Un viajero llevaba ya varias horas caminando cuando, a lo lejos, vio un precioso árbol en el que cobijarse del sol.
Una vez allí se tumbó bajo su sombra y se sorprendió de lo bien que se encontraba. Comenzó a imaginar lo maravilloso que sería disponer de un cesto con comida para mitigar el hambre que traía. Y, de pronto, a sus pies, apareció un gran cesto con queso, pan, aceite…
—¡Vaya! —exclamó, este debe ser uno de esos árboles de los deseos que dicen que hay por la zona, ¡qué suerte he tenido!
Mientras comía se imaginó también bebiendo un buen vino.
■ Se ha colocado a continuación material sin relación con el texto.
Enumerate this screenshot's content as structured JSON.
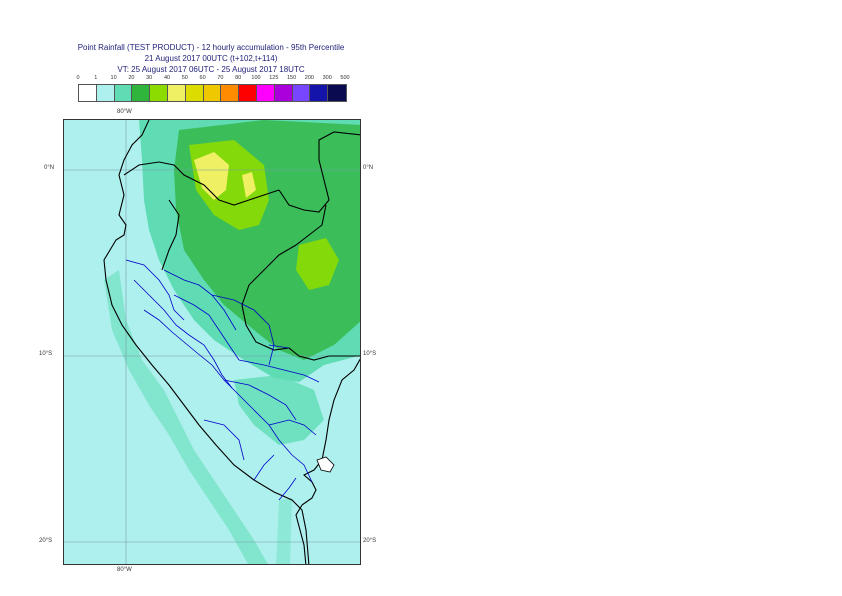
{
  "title": {
    "line1": "Point Rainfall (TEST PRODUCT) - 12 hourly accumulation - 95th Percentile",
    "line2": "21 August 2017 00UTC (t+102,t+114)",
    "line3": "VT: 25 August 2017 06UTC - 25 August 2017 18UTC"
  },
  "legend": {
    "ticks": [
      "0",
      "1",
      "10",
      "20",
      "30",
      "40",
      "50",
      "60",
      "70",
      "80",
      "100",
      "125",
      "150",
      "200",
      "300",
      "500"
    ],
    "colors": [
      "#ffffff",
      "#aef0ee",
      "#5fdcb4",
      "#2fb43c",
      "#8cdc00",
      "#f0f064",
      "#dcdc00",
      "#f0c800",
      "#ff8c00",
      "#ff0000",
      "#ff00ff",
      "#aa00dc",
      "#7846ff",
      "#1414aa",
      "#0a0a50"
    ]
  },
  "map": {
    "top_lon_label": "80°W",
    "bottom_lon_label": "80°W",
    "lat_labels": [
      "0°N",
      "10°S",
      "20°S"
    ],
    "ocean_color": "#aef0ee",
    "border_color": "#000000",
    "region_color": "#0000cc"
  }
}
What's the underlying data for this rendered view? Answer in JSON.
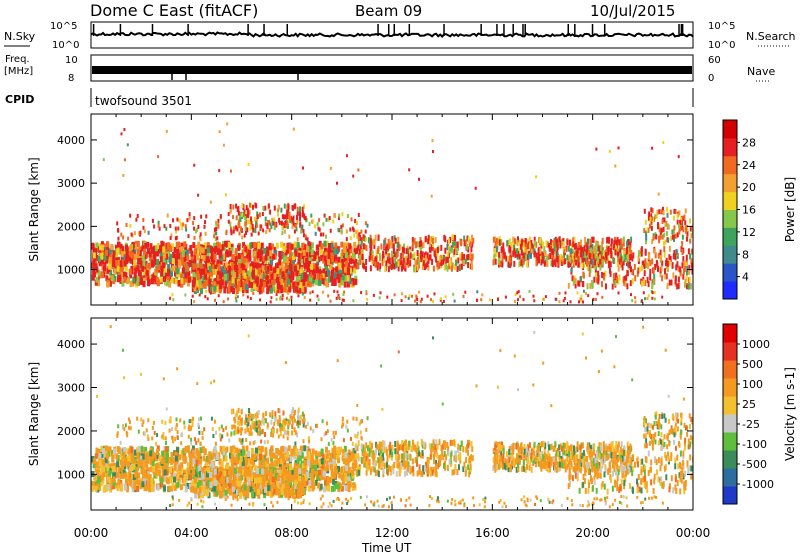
{
  "header": {
    "station": "Dome C East (fitACF)",
    "beam": "Beam 09",
    "date": "10/Jul/2015"
  },
  "status_panels": {
    "nsky_label": "N.Sky",
    "nsearch_label": "N.Search",
    "freq_label_1": "Freq.",
    "freq_label_2": "[MHz]",
    "nave_label": "Nave",
    "cpid_label": "CPID",
    "cpid_value": "twofsound 3501",
    "noise_ticks": [
      "10^5",
      "10^0"
    ],
    "freq_ticks": [
      "10",
      "8"
    ],
    "nave_ticks": [
      "60",
      "0"
    ]
  },
  "chart_data": [
    {
      "type": "heatmap",
      "title": "",
      "xlabel": "Time UT",
      "ylabel": "Slant Range [km]",
      "x_ticks": [
        "00:00",
        "04:00",
        "08:00",
        "12:00",
        "16:00",
        "20:00",
        "00:00"
      ],
      "y_ticks": [
        1000,
        2000,
        3000,
        4000
      ],
      "ylim": [
        180,
        4600
      ],
      "colorbar": {
        "label": "Power [dB]",
        "ticks": [
          4,
          8,
          12,
          16,
          20,
          24,
          28
        ],
        "range": [
          0,
          32
        ],
        "colors": [
          "#1f2bff",
          "#2a55c8",
          "#3f8a8a",
          "#3ea35c",
          "#86c84a",
          "#f0d020",
          "#f3a030",
          "#f06a20",
          "#e62020",
          "#d20000"
        ]
      }
    },
    {
      "type": "heatmap",
      "title": "",
      "xlabel": "Time UT",
      "ylabel": "Slant Range [km]",
      "x_ticks": [
        "00:00",
        "04:00",
        "08:00",
        "12:00",
        "16:00",
        "20:00",
        "00:00"
      ],
      "y_ticks": [
        1000,
        2000,
        3000,
        4000
      ],
      "ylim": [
        180,
        4600
      ],
      "colorbar": {
        "label": "Velocity [m s-1]",
        "ticks": [
          "1000",
          "500",
          "100",
          "25",
          "-25",
          "-100",
          "-500",
          "-1000"
        ],
        "colors": [
          "#1f3ac8",
          "#2d6ea0",
          "#3a8c5a",
          "#5fbf3c",
          "#c8c8c8",
          "#f3c030",
          "#f59a20",
          "#f07020",
          "#e63020",
          "#e00000"
        ]
      }
    }
  ]
}
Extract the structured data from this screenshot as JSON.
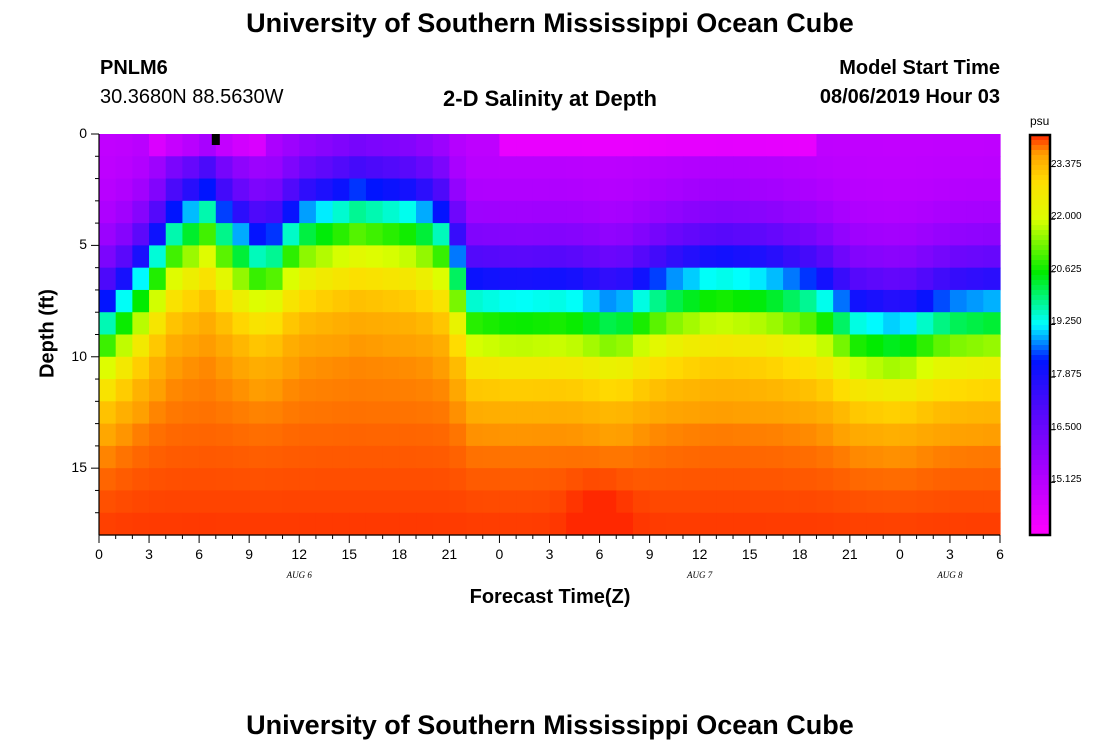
{
  "page": {
    "title_top": "University of Southern Mississippi Ocean Cube",
    "title_bottom": "University of Southern Mississippi Ocean Cube",
    "station": {
      "name": "PNLM6",
      "coordinates": "30.3680N 88.5630W"
    },
    "plot_title": "2-D Salinity at Depth",
    "model_start": {
      "label": "Model Start Time",
      "value": "08/06/2019 Hour 03"
    }
  },
  "chart_data": {
    "type": "heatmap",
    "title": "2-D Salinity at Depth",
    "xlabel": "Forecast Time(Z)",
    "ylabel": "Depth (ft)",
    "x_range_hours": [
      0,
      54
    ],
    "y_range_ft": [
      0,
      18
    ],
    "x_ticks": [
      {
        "h": 0,
        "label": "0"
      },
      {
        "h": 3,
        "label": "3"
      },
      {
        "h": 6,
        "label": "6"
      },
      {
        "h": 9,
        "label": "9"
      },
      {
        "h": 12,
        "label": "12"
      },
      {
        "h": 15,
        "label": "15"
      },
      {
        "h": 18,
        "label": "18"
      },
      {
        "h": 21,
        "label": "21"
      },
      {
        "h": 24,
        "label": "0"
      },
      {
        "h": 27,
        "label": "3"
      },
      {
        "h": 30,
        "label": "6"
      },
      {
        "h": 33,
        "label": "9"
      },
      {
        "h": 36,
        "label": "12"
      },
      {
        "h": 39,
        "label": "15"
      },
      {
        "h": 42,
        "label": "18"
      },
      {
        "h": 45,
        "label": "21"
      },
      {
        "h": 48,
        "label": "0"
      },
      {
        "h": 51,
        "label": "3"
      },
      {
        "h": 54,
        "label": "6"
      }
    ],
    "y_ticks": [
      {
        "d": 0,
        "label": "0"
      },
      {
        "d": 5,
        "label": "5"
      },
      {
        "d": 10,
        "label": "10"
      },
      {
        "d": 15,
        "label": "15"
      }
    ],
    "date_labels": [
      {
        "h": 12,
        "label": "AUG 6"
      },
      {
        "h": 36,
        "label": "AUG 7"
      },
      {
        "h": 51,
        "label": "AUG 8"
      }
    ],
    "colorbar": {
      "unit": "psu",
      "min": 13.75,
      "max": 24.2,
      "ticks": [
        "23.375",
        "22.000",
        "20.625",
        "19.250",
        "17.875",
        "16.500",
        "15.125"
      ]
    },
    "grid": {
      "nx": 54,
      "nz": 18,
      "surface_salinity": 14.9,
      "bottom_salinity": 23.9,
      "bottom_peak": {
        "h": 30,
        "d": 17,
        "value": 24.1
      },
      "halocline_ft": [
        {
          "h": 0,
          "d": 8.7
        },
        {
          "h": 2,
          "d": 7.2
        },
        {
          "h": 4.5,
          "d": 4.3
        },
        {
          "h": 6.5,
          "d": 3.3
        },
        {
          "h": 8,
          "d": 4.6
        },
        {
          "h": 10,
          "d": 5.6
        },
        {
          "h": 12,
          "d": 4.0
        },
        {
          "h": 15.5,
          "d": 3.2
        },
        {
          "h": 19,
          "d": 3.6
        },
        {
          "h": 21,
          "d": 4.6
        },
        {
          "h": 22,
          "d": 7.4
        },
        {
          "h": 25,
          "d": 7.6
        },
        {
          "h": 28,
          "d": 7.5
        },
        {
          "h": 31,
          "d": 8.0
        },
        {
          "h": 34,
          "d": 7.0
        },
        {
          "h": 37,
          "d": 6.5
        },
        {
          "h": 40,
          "d": 6.7
        },
        {
          "h": 43,
          "d": 7.3
        },
        {
          "h": 45.5,
          "d": 8.5
        },
        {
          "h": 48,
          "d": 8.8
        },
        {
          "h": 51,
          "d": 8.0
        },
        {
          "h": 54,
          "d": 7.8
        }
      ],
      "marker": {
        "h": 7,
        "d": 0.2
      }
    }
  }
}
Visualizó cómo llenaba una copa y se la llevaba a la boca. Visualizó que el vino entraba en su garganta y llegaba hasta el estómago.
Y en ese mismo instante, una botella de vino apareció junto a él.
El hombre no se lo podía creer, todo lo que imaginaba, todo lo que visualizaba en su mente se convertía en realidad.
Había acabado ya de comer y se dio cuenta de que, aun estando bajo la sombra del árbol, tenía mucho calor, pues el sol castigaba fuerte esas tierras.
Comenzó a imaginar lo bien que se encontraría si aparecieran unas cuantas nubes en el cielo y soplase una suave brisa. Con los ojos cerrados lo visualizó de tal manera que, poco a poco, fue sintiéndolo.
En cuanto los abrió descubrió que el viento estaba empujando las pocas nubes que había y estas estaban tapando el sol.
Le habían hablado muchas veces de esos árboles de los deseos pero jamás pensó que los rumores eran reales.
Estaba tan bien allí que decidió que era un buen momento para dormir una siesta antes de continuar su camino. Pero cuando empezaba a dormirse se dio cuenta de que aquella era una zona solitaria en la que solían frecuentar tigres.
Comenzó a tener miedo, no paraba de temblar al imaginar que venía un tigre y le atacaba.
Y justo en ese momento apareció un tigre y se lo comió.